Throughout their stay they were put to work on various projects, on local farms and in the locomotive sheds at Horwich. Our Italians, those who came to work on our farm*, built a Dutch barn for us.

Every day they were brought in a truck. My family would not allow them in the house but confined them to a dusty, dirty outhouse where they ate their lunch. One Monday when the weather was foul and they could not work on the barn they sat around in the outhouse. It so happened that that was where my mother did the Monday wash. This particular Monday my mother was further harassed by the presence of the Italian prisoners. They sat on the troughs which contained the animal feed. They even sat on the boiler where the clothes were bubbling merrily. Mother's nerves were getting more and more frayed. However when lunchtime arrived her heart was melted. The overseer arrived and handed out to each one half a loaf and one sardine. Some of the men made a hole in the middle of the bread and stuffed the sardine inside. To quench their thirst they were told to fill up their tin cups from the tap in the outhouse. This was covered in spiders' webs. Among the group was Carlo from Milan. He could just not bring himself to drink from this tap. He was heartsick. From that moment on my mother took them all under her wing. In fact her kindness to them was talked about back home which led the postmistress from Naples, one Gilda Crisci, to write to her up to Mother's death in 1966.

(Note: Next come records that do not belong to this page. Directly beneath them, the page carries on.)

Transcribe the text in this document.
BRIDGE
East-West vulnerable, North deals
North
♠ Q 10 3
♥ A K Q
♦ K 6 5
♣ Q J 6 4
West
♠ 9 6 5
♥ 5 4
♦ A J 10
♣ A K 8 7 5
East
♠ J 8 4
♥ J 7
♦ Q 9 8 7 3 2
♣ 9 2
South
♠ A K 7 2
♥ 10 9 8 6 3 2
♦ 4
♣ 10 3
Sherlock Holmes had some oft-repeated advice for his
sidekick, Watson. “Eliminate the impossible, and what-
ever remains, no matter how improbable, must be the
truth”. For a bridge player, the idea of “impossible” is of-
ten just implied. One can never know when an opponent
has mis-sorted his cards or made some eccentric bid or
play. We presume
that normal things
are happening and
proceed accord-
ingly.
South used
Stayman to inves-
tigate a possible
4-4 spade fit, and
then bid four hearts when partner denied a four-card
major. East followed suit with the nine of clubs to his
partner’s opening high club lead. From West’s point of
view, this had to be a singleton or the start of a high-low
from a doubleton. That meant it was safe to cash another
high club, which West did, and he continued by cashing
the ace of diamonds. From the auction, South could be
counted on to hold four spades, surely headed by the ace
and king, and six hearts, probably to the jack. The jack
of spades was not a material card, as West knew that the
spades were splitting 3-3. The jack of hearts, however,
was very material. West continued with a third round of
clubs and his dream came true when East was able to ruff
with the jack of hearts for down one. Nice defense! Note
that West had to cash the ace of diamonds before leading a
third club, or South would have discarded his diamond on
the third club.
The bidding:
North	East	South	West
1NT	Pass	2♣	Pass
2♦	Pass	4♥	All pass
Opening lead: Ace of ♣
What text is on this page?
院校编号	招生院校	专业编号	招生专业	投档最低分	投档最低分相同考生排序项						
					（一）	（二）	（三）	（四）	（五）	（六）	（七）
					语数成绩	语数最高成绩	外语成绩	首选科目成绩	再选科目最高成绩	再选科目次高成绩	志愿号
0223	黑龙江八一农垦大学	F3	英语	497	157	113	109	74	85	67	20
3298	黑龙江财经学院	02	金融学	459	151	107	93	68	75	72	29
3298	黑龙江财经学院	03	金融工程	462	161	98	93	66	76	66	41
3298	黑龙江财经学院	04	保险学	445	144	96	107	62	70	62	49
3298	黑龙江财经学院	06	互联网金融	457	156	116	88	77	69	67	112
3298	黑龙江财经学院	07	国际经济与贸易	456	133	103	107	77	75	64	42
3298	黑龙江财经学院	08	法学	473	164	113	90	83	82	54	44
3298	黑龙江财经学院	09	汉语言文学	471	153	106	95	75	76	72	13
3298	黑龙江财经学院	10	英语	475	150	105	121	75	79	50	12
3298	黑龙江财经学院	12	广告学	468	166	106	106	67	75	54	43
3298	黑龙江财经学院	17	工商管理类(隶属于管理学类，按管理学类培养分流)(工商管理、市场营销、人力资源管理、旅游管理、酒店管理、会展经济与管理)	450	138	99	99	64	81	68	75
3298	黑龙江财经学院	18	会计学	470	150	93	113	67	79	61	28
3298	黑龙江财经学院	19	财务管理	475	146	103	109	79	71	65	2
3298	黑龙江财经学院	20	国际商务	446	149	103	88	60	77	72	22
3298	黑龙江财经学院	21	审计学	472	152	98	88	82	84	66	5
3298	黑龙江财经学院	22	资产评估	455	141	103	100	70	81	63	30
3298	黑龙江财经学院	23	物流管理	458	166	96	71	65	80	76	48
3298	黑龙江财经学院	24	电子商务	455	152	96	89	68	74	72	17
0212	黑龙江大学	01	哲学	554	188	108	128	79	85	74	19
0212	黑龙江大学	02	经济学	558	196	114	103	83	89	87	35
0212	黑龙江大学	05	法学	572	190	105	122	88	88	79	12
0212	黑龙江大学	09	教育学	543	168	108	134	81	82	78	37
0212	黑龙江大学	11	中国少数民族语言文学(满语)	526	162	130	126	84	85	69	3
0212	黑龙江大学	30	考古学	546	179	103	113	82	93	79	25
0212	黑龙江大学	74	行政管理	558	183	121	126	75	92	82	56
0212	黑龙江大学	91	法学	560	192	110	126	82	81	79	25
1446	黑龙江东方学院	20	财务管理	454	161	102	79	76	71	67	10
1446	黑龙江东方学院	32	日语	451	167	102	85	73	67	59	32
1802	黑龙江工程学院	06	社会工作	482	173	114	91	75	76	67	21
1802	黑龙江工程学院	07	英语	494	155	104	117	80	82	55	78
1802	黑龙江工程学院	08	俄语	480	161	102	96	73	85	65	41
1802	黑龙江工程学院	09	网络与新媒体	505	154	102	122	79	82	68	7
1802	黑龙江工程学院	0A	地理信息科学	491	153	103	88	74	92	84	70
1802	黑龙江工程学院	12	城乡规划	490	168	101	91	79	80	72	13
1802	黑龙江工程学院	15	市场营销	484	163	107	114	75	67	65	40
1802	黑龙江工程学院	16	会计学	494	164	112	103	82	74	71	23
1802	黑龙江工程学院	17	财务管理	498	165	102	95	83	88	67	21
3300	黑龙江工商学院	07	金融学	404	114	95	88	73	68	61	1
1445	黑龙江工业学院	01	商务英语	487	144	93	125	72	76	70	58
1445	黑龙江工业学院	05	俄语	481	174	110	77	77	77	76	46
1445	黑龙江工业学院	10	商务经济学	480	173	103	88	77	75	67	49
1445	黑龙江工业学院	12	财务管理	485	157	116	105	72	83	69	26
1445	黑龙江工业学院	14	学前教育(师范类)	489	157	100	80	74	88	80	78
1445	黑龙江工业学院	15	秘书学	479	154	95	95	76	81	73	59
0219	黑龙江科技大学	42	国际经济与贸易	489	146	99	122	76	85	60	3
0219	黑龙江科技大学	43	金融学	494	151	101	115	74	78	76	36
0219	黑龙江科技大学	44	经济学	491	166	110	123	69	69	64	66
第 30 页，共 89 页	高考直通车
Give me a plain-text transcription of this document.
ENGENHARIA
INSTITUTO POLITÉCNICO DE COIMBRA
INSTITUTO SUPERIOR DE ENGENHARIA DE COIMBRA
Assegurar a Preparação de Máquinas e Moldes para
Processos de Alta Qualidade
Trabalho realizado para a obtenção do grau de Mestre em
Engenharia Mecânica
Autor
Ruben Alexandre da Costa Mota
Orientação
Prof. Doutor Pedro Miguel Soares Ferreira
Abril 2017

I can picture every one of 'our Italians' even now fifty years later. There was Francesco, Oreste, Paolo, slim Giovanni. Little Giovanni came from Sicily along with Michaelo. The latter made me a little silver bracelet out of his cigarette case. The front has his initials and the back has 1939 engraved on it, the start of the war, but he was moved before the end of the war. I still have that little bracelet and fond memories. I also have a photograph of myself, their little Guiseppina as they called me, framed in silks.

Sometimes tempers flared as they worked on the barn. One day there was an almighty racket at the top of the farmyard. One young Italian thought himself a cut above the rest. To dig a hole for the Dutch barn supports was quite beneath him so he had lounged about all day. When the overseer returned in the evening he realised what had happened so the young Italian was made to dig. The rest of the gang stood around taunting him and blowing cigarette smoke into his face. This so enraged the young man that he went into a frenzy. He had a good command of English and when Grandad went out to find the cause of the commotion he screamed, “I work, he shout. I'll smash heez bloddy face in with theez shovel”.

We still wrote to them after the war but eventually they married and we lost touch.”